In our robust defence for our education client, we:

  • Put the Claimant to strict proof that any communication from the claimant with the trustee constituted a protected disclosure;
  • Argued that such (disputed as protected) disclosure as was made by the Claimant was not in his reasonable belief a disclosure of information in the public interest, but solely in his personal interests, including for his own gain and private benefit in order to extract settlement compensation from our client;
  • Denied any causal link between such (denied) protected disclosures and his redundancy selection and denied that the timing of the redundancy process was influenced, in any way, by his alleged protected disclosure.

Costs warning

We warned the claimant that should he lose his claim, then we would apply for an order for our client’s legal costs be reimbursed by him, on the grounds that his claims had no reasonable or little prospects of success.

Claims thrown out

Following a preliminary hearing an Employment Judge reduced the scope of the Claimant’s whistleblowing claims to just two:

  1. Accelerating his redundancy (a detriment – rather than a whistleblowing dismissal)
  2. The timing of his notice of termination due to his alleged whistleblowing disclosure.

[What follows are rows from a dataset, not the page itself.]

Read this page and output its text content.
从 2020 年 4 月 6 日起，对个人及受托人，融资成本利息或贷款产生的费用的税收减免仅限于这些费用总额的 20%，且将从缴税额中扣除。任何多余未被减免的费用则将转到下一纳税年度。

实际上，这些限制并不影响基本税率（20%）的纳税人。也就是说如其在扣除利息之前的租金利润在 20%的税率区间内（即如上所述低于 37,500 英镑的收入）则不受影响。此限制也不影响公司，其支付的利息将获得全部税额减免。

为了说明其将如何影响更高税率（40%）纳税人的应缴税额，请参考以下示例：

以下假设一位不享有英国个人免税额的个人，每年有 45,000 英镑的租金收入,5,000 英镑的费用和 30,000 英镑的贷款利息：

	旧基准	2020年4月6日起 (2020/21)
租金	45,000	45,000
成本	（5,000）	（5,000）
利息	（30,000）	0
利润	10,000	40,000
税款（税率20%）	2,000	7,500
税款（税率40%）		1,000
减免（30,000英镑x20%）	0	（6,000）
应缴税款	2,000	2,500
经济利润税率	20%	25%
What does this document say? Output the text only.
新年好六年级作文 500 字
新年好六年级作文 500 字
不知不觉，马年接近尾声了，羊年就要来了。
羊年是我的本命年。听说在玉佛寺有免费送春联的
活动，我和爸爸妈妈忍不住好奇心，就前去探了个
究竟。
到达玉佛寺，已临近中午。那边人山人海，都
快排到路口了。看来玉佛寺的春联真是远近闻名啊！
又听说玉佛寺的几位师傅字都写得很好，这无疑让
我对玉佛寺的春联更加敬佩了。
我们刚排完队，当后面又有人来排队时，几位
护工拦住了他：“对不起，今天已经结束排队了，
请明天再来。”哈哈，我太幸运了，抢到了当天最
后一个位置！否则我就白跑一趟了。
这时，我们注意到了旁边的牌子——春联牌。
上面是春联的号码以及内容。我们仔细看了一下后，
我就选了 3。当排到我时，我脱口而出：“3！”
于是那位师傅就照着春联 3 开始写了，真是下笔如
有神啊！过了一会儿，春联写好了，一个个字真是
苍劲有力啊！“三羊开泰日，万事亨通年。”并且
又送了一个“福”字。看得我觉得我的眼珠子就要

His alleged whistleblowing complaints of harassment, selection for redundancy and redundancy dismissal were all struck out by the tribunal following the submissions that we made.

This put our client in a better position to bat away the main whistleblowing claims.

What’s the message?

Any whistleblowing detriment or dismissal case such as this one, underlines the point that it is not enough for an employee to blow the whistle on their employer to try and leverage a payout of compensation. It is the reasonable belief in the public interest nature of the disclosure and the reasonable belief in the wrongdoing that an employee has to demonstrate in order to succeed in an employment tribunal claim. So its not what you do (blow the whistle) it’s the way that you do it (how and demonstrating a reasonable belief in the public interest nature of the disclosure) that gets results.

For an employer’s part, a thorough investigation into the alleged wrongdoing and whether the employee has a reasonable belief in the wrongdoing and that they are acting in the public (not private – for their own) interest, will often flush whether the disclosure is genuine or not.